Mythologie vampiresque
Même s'il n'a jamais lu un livre d'Anne Rice (l’auteur de « Entretien avec un vampire »), Alan Ball demande à son équipe de scénaristes de respecter la mythologie de ces créatures. La majorité de l'action de la série doit se dérouler la nuit, car les vampires ne se promènent jamais à la lumière du jour. « C'est idiot de faire déambuler des vampires le jour juste pour ne pas avoir à tourner la nuit », dit-t-il à propos de la récente série Moonlight. « Je n'ai jamais vu Buffy contre les vampires ou Angel. Je ne suis pas spécialement fan de ces créatures nocturnes ». Ball abandonne cependant certains éléments de la mythologie « connue », qu'il estime « vieillots », comme les crucifix et les miroirs. Dans cet univers alternatif, les vampires ont créé eux-mêmes la plupart des légendes qui les concernent, dans le but de prouver qu'ils ne sont pas de simples mort-vivants... et aussi de se protéger grâce à cette désinformation qui inspire la crainte ! Autre entorse à la mythologie « classique » : leur sang peut guérir les humains ! C’est un concept intéressant, dont le potentiel pourra être exploité de maintes façons par la suite. Les vampires sont dangereux, mais pas manichéens. Comme les humains, certains sont gentils, d'autres mauvais. Leurs crocs (qui ne sont d’ailleurs pas leurs canines !) s'allongent lorsqu'ils sont nerveux, assoiffés de sang ou excités sexuellement. « Le besoin de s'alimenter et le désir sexuel sont profondément connectés », explique Ball. « Dans notre série, on voit les vampires essayer de se trouver une place dans le monde des humains. Or la société est naturellement basée sur le sexe et la violence. La sexualité est une fenêtre sur l'âme des gens.

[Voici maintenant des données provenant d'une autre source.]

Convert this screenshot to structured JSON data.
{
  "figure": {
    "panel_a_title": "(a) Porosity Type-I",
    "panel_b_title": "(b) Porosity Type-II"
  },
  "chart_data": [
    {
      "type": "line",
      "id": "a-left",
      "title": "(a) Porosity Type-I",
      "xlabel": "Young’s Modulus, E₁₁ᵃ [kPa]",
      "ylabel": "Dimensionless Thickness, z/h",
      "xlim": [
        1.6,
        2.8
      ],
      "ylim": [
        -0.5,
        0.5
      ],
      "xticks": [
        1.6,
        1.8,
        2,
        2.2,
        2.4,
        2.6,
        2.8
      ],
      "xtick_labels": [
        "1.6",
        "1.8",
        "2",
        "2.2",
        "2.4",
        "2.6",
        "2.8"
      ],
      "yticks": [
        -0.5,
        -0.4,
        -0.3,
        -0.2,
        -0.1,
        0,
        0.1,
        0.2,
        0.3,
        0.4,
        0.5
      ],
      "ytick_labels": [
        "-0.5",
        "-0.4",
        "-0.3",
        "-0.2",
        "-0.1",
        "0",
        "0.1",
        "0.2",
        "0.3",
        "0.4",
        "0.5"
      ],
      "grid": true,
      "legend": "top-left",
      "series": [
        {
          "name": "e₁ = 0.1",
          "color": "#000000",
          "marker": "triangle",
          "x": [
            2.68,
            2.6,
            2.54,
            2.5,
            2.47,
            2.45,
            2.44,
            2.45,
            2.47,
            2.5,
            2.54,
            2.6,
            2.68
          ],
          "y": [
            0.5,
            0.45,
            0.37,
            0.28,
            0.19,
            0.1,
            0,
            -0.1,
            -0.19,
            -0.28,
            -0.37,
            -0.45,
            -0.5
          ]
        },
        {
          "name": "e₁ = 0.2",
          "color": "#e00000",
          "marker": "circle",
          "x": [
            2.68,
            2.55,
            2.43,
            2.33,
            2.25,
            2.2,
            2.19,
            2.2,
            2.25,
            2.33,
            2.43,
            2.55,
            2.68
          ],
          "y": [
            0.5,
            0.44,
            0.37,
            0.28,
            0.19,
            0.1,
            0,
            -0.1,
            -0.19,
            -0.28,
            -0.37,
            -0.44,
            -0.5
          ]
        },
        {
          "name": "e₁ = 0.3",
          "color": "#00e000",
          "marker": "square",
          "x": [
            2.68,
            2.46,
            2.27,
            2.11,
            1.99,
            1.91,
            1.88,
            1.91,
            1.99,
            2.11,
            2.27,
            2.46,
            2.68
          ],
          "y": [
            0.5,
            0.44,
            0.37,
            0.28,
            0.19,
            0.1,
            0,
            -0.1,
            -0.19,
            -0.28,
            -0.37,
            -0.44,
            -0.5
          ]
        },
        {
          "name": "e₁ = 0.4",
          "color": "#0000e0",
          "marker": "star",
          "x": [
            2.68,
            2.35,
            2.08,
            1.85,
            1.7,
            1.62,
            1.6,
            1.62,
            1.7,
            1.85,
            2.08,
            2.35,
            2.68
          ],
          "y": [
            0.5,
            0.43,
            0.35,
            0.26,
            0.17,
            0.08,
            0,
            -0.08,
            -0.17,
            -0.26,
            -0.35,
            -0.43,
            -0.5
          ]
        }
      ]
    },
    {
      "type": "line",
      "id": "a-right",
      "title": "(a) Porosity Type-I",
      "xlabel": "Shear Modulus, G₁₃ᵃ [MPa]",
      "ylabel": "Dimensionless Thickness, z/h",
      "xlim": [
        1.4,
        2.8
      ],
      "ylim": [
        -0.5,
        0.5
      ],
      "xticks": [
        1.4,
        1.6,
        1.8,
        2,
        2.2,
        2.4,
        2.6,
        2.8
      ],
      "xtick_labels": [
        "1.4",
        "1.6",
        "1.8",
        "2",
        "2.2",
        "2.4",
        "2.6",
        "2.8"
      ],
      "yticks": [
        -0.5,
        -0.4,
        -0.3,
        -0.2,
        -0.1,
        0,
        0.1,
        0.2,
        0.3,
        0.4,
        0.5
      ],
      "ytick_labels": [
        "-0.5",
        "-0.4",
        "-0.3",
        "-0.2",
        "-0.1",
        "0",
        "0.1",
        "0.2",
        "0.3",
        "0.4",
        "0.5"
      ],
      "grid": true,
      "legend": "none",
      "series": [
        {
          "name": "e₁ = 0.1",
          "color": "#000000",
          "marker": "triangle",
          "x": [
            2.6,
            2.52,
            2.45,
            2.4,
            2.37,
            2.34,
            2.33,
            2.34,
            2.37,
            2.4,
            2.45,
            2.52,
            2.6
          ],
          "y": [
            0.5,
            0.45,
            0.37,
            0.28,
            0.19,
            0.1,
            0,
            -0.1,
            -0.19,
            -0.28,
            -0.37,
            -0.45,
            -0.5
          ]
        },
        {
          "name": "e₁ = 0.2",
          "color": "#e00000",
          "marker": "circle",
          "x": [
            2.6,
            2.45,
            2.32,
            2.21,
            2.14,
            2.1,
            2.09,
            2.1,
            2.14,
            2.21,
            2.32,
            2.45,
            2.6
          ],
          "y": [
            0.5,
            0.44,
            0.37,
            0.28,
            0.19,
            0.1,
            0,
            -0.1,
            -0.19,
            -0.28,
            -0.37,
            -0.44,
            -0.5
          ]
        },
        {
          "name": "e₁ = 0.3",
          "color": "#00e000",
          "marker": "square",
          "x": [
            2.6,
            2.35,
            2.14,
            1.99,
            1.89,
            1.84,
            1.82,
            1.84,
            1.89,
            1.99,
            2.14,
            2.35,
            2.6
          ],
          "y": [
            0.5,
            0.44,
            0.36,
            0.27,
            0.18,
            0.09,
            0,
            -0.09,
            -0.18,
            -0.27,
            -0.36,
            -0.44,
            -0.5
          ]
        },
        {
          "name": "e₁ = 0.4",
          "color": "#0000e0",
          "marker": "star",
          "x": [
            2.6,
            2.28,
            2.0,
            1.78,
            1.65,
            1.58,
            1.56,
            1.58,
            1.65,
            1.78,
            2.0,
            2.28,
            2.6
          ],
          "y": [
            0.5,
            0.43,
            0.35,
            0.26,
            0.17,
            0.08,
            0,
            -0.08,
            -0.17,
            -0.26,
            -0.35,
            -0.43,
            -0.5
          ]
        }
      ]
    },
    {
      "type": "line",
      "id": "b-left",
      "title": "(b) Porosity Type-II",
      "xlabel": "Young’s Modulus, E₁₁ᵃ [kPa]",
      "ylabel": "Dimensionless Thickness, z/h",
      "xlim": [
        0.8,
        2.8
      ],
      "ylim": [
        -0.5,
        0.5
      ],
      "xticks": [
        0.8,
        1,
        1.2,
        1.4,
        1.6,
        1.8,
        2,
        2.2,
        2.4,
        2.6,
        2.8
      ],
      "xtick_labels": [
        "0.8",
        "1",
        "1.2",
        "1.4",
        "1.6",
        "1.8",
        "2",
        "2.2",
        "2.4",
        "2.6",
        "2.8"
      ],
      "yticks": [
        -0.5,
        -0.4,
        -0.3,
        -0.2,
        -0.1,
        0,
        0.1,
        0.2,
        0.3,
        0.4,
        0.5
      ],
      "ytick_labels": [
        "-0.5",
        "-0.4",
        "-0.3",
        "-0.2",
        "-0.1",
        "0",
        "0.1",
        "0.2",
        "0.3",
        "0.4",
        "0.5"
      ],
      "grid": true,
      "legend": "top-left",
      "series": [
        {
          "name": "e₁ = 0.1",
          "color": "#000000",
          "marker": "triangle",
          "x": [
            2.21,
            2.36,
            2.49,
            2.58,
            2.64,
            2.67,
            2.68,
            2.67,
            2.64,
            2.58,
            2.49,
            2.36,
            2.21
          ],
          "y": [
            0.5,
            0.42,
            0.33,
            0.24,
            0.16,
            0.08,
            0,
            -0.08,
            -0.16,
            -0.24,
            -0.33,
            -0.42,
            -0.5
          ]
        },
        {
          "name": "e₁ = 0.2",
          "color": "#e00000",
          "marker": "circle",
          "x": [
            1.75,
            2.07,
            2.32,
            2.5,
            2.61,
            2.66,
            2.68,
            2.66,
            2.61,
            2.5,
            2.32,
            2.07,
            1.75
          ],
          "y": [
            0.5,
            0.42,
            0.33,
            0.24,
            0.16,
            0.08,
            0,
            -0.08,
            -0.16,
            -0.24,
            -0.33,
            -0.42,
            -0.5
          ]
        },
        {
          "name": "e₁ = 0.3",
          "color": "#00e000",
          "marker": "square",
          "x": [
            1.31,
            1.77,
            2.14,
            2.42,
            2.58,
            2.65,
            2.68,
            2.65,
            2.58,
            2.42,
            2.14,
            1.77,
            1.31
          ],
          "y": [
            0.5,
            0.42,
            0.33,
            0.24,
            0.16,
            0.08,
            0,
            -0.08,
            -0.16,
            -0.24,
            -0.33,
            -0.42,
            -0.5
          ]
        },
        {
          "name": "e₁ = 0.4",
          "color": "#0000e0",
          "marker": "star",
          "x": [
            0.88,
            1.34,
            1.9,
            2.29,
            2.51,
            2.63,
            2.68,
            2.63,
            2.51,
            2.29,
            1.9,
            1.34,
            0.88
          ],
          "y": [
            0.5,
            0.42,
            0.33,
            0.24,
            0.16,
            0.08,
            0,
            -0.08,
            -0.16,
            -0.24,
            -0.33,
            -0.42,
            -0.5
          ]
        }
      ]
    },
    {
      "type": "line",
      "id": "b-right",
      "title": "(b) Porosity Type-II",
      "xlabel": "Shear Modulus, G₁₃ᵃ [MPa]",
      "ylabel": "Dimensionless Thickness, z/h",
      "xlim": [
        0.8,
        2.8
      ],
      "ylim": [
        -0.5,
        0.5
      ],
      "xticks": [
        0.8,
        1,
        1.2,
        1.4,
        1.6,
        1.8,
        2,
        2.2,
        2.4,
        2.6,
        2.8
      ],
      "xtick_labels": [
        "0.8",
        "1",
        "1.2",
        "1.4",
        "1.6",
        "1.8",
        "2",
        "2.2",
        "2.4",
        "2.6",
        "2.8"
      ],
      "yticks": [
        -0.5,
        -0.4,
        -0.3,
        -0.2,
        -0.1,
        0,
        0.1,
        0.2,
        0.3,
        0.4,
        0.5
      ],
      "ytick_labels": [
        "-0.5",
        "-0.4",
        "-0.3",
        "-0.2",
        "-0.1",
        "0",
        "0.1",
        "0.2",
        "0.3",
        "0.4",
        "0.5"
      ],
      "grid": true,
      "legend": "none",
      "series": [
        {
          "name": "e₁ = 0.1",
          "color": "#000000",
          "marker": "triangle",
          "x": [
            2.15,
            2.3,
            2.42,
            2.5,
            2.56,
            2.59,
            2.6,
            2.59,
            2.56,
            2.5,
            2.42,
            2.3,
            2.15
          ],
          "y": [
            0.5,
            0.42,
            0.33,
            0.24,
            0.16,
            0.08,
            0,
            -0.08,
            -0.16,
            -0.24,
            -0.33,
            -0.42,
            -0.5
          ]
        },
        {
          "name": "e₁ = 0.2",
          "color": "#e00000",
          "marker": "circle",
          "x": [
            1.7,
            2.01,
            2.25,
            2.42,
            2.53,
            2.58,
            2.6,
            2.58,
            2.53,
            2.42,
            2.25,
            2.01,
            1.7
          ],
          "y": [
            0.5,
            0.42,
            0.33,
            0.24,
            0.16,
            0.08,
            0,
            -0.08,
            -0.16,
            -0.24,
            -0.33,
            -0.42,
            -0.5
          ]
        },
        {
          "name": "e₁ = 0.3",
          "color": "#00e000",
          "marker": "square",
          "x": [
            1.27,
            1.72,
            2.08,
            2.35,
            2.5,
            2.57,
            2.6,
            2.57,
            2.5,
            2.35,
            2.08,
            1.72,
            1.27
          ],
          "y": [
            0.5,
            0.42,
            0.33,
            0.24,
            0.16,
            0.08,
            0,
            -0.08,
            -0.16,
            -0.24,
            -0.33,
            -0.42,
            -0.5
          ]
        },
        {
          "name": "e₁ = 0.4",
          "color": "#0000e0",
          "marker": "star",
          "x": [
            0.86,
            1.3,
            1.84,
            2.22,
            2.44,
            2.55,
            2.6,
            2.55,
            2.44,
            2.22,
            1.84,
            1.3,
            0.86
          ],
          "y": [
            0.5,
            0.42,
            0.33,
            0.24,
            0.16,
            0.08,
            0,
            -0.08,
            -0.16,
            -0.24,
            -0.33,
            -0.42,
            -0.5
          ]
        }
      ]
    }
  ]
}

Six Feet Under parlait de répression tandis que True Blood est consacré à l’assouvissement des pulsions. C'est bien plus amusant à produire ! (rires) D’ailleurs, sans même tenir compte de l'intrigue, des histoires d’amour, de la violence et du sexe, les personnages sont souvent involontairement amusants... » Ball souhaite que le style de True Blood rappelle une série B. « C'est un hommage aux romans dont la série est tirée, et qui sont de véritables « pulp fictions » ! »
Un rôle en or
Un pilote, écrit, produit et réalisé par Ball, est commandé début 2007. Alors que le casting débute, Ball trouve vite la comédienne idéale pour interpréter Sookie. Oscarisée à onze ans pour son rôle dans La Leçon de Piano, Anna Paquin (Rogue dans la saga X-Men) postule activement pour obtenir le rôle de Sookie dès qu'elle met la main sur le script du pilote, en février 2007. Ball se souvient de son enthousiasme : « Au départ, je me demandais pourquoi Anna voulait faire de la télévision : elle menait déjà une belle carrière au cinéma ! De nombreux acteurs de cinéma préfèrent que leur carrière à la télévision reste derrière eux. Je pense qu’Anna a compris qu'aucun projet cinématographique actuel ne pourrait lui offrir un rôle aussi fantastique. Je craignais qu'elle refuse de se teindre les cheveux en blond, mais elle n'a pas rechigné. Je tiens à rester fidèle aux romans, mais la ressemblance physique n'est pas aussi importante que le jeu de l'actrice, qui doit insuffler au rôle la personnalité de l’héroïne des livres ». Lorsqu'elle se présente au casting, Anna Paquin est encore une belle brune venue de Nouvelle-Zélande. « Je suis désormais une blonde du sud ! », s'esclaffe-t-elle. « Il paraît que les hommes aiment regarder les blondes. Et c'est apparemment vrai ! (rires) ». Le slogan du livre est « avoir un vampire pour petit ami n'était peut-être pas une si bonne idée ». « Ce n'est effectivement pas vraiment la chose la plus simple du monde », explique Paquin. « Mais voyons le bon côté des choses : les vampires sont de meilleurs amants. Après plusieurs siècles, ils ont eu le temps d'apprendre de nombreuses techniques ! (rires) »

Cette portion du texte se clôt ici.